Sometimes I have the foresight to make coffee before I go to bed. I load the water in the tank, pile the coffee grounds in the basket, and apply a sticky note to the front of the machine to remind me that all I have to do is press the “on” button to start the brew the next morning.
There came a morning when I was tired of it all. I dragged myself out of bed out of a sense of obligation and dragged myself around the house, resentful that I wasn’t still dreaming strange adventures or lost in oblivion, and generally ready to retire except for the fact that I had “real-world” obligations hanging over my head.
I grumbled into the kitchen and was caught short by the little sign on the coffee machine.
JUST PRESS ON.
Oh. Right.
There will always come a morning (it could be any time of day, but it always feels like morning) when you’re ready to quit, chuck it all, stop doing what you’re doing, end the misery — and if there’s something about those feeling that feels like defeat, then, oh yes, it’s because it is defeat.
“You only fail if you stop writing,” my mentor-I-never-met Ray Bradbury said. And it’s true: You’re not really defeated until you quit.

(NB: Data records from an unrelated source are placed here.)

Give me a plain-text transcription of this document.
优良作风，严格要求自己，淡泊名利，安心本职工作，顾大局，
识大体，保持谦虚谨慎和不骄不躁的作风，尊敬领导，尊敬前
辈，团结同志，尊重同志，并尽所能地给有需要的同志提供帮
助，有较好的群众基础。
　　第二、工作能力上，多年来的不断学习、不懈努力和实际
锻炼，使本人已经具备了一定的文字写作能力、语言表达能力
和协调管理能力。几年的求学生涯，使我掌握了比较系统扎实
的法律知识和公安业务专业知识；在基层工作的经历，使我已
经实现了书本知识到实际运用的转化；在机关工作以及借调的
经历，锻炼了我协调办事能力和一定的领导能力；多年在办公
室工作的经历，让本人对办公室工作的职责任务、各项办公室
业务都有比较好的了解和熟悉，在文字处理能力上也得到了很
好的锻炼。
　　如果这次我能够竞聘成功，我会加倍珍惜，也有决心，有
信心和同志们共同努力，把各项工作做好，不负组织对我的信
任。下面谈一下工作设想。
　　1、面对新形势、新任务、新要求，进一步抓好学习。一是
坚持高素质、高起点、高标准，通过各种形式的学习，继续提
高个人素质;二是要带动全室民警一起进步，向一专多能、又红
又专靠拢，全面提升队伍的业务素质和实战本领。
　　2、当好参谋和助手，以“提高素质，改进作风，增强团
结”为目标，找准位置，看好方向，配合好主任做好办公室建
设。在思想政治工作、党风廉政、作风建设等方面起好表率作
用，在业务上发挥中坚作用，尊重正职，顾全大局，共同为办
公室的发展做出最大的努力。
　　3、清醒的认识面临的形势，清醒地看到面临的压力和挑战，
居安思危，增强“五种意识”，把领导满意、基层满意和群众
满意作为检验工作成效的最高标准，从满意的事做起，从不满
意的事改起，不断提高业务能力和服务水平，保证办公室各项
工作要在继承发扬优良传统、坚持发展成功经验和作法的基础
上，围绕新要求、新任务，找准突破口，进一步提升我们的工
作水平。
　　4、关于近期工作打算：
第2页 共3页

If you find yourself stuck or miserable and wishing you were anywhere else than pursuing your life’s dream — because I sincerely hope at some point what you are doing did have something to do with pursuing your dreams — just press on. Keep going.
That’s the way to push through the malaise and misery and find yourself in a better mood. If you just press on, at some point something will remind you why you wanted to do this, maybe even reignite the spark and push you to a new dream beyond the first one.
Just press on.
At the very least, maybe you’ll get coffee out of it.